President Obama even praised Indonesia’s “extraordinary democratic transformation” which demonstrated “that democracy and development reinforce one another.” British Prime Minister David Cameron proclaimed that Indonesia could “inspire” young Muslims around the world “to choose democracy as their future.” German Chancellor Angela Merkel said that Germans “view Indonesia as a model of peaceful and tolerant development,” and even suggested that the way in which Indonesia tackled its debt was “an example of what can be achieved and what Europe has to achieve.” Perhaps, Greece and Spain – in time – could become what Merkel views as “model democracies” along the lines of Indonesia.
Indonesia is the largest economy in Southeast Asia and one of the top 20 economies in the world – listed among the major “emerging economies” – with one of the cheapest labour forces in Asia, which the New York Times explained was “a main reason [corporations] are attracted to Indonesia.” In 2013, Indonesia was listed as the world’s 12th largest exporter of textile products, with the minimum wage averaging $80-160 per month (as determined by local governments), compared with $75 in Cambodia and $37 in Bangladesh.
In a country of 240 million people, roughly 120 million live on less than $2 per day, though the government maintains that only 12% of the population – 30 million – live in poverty (which it defines as less than 86 cents U.S. per day), while 40% of children under the age of five suffer from moderate to severe ‘stunting’ due to malnutrition.
Despite the mass poverty and increasing growth of slums, a small section of Indonesian society has witnessed a remarkable growth in wealth, with the explosion of shopping malls, luxury cars and goods, and high-rise buildings. For Indonesia, “wealth and poverty are both on the rise.” The combined wealth of the country’s 40 richest individuals equaled that of its 60 million poorest citizens. Standard Chartered Bank noted that, “despite the rhetoric about middle classes contributing to growth in Indonesia, 82 percent of the population is living on less than four dollars a day.” Further, most of the economic ‘growth’ was experienced only by the consumer elite within the country.

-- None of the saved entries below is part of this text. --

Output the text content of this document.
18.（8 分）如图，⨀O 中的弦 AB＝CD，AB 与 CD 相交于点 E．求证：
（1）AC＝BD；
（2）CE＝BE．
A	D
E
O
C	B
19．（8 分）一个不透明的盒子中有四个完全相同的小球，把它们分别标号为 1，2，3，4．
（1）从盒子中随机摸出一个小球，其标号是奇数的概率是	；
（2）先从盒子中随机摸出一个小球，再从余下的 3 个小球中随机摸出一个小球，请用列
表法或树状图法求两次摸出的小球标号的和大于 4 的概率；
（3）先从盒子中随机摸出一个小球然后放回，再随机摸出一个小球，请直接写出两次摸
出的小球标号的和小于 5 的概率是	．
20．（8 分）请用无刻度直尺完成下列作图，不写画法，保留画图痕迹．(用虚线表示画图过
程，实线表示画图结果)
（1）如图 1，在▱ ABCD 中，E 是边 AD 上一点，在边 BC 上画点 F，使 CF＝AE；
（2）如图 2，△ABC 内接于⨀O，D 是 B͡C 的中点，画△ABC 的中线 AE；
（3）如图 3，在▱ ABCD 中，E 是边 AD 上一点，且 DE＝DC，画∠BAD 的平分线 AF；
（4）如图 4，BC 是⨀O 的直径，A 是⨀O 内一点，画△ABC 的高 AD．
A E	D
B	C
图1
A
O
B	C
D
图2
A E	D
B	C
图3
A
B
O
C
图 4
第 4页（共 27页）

A Pew Research Poll released in 2013 noted that only 37% of Indonesians felt their economy was “doing well,” with the number one concern needing to be addressed was that of rising prices, ranked above economic disparity, unemployment and sovereign debt. Roughly 75% of Indonesians felt that the economic system “generally favors the wealthy,” with 60% saying inequality had increased in recent years.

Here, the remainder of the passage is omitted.